UNESCO’s BEAR project (Better Education for Africa’s Rise) aims to respond to these challenges. Created in 2011, it is working to update curricula, better train teachers, boost infrastructure and engage employers and enterprises in helping technical and vocational education and training (TVET) to focus on specific sectors carefully chosen for their potential for creating jobs. It aims in particular to increase young people’s access to quality TVET. The ultimate aim of the project is to help promote better TVET systems and to give young people a better chance of finding decent work.

The BEAR project is a unique model for South-South cooperation. Supported by the Government of Korea, it represents a new type of development co-oper¬ation, whereby a newly developed country – the Republic of Korea - shares its expertise in education with others that are looking for ways to develop. BEAR is a five-year project that targets the TVET sector in Botswana, DR Congo, Malawi, Namibia, and Zambia.

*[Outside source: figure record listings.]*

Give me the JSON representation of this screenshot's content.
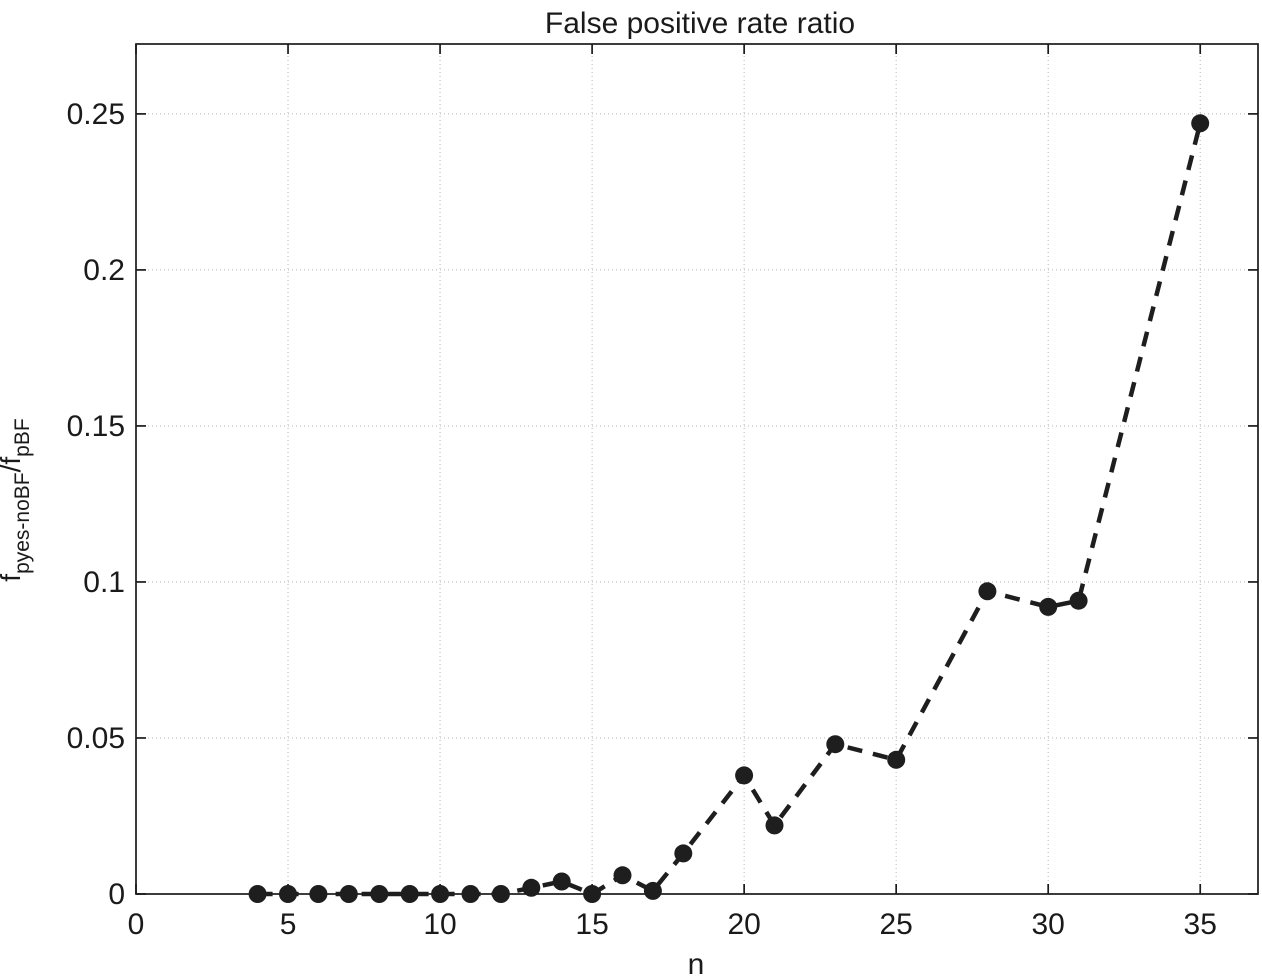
{
  "title": "False positive rate ratio",
  "axes": {
    "xlabel": "n",
    "ylabel_parts": [
      {
        "text": "f",
        "sub": false
      },
      {
        "text": "pyes-noBF",
        "sub": true
      },
      {
        "text": "/f",
        "sub": false
      },
      {
        "text": "pBF",
        "sub": true
      }
    ]
  },
  "chart_data": {
    "type": "line",
    "title": "False positive rate ratio",
    "xlabel": "n",
    "ylabel": "f_pyes-noBF/f_pBF",
    "line_style": "dashed",
    "marker": "filled-circle",
    "grid": "dotted",
    "legend": "none",
    "series": [
      {
        "name": "false-positive-rate-ratio",
        "x": [
          4,
          5,
          6,
          7,
          8,
          9,
          10,
          11,
          12,
          13,
          14,
          15,
          16,
          17,
          18,
          20,
          21,
          23,
          25,
          28,
          30,
          31,
          35
        ],
        "y": [
          0,
          0,
          0,
          0,
          0,
          0,
          0,
          0,
          0,
          0.002,
          0.004,
          0,
          0.006,
          0.001,
          0.013,
          0.038,
          0.022,
          0.048,
          0.043,
          0.097,
          0.092,
          0.094,
          0.247
        ]
      }
    ],
    "xlim": [
      0,
      36.9
    ],
    "ylim": [
      0,
      0.2724
    ],
    "xticks": [
      0,
      5,
      10,
      15,
      20,
      25,
      30,
      35
    ],
    "xtick_labels": [
      "0",
      "5",
      "10",
      "15",
      "20",
      "25",
      "30",
      "35"
    ],
    "yticks": [
      0,
      0.05,
      0.1,
      0.15,
      0.2,
      0.25
    ],
    "ytick_labels": [
      "0",
      "0.05",
      "0.1",
      "0.15",
      "0.2",
      "0.25"
    ],
    "colors": {
      "line": "#1e1e1e",
      "marker": "#1e1e1e",
      "grid": "#b5b5b5",
      "axis": "#1a1a1a",
      "text": "#1a1a1a",
      "background": "#ffffff"
    }
  }
}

BEAR is aligning with country and regional needs to build evidence-based TVET policies. During its first phase, it has identified for each country the main actors, potential public and private partnerships and the sector in which there was the greatest potential to build new skills. In Botswana it is concentrating on the tourism industry, in DR Congo construction and agriculture, in Malawi, agro-processing and construction, in Namibia, construction, and in Zambia, construction and Tourism.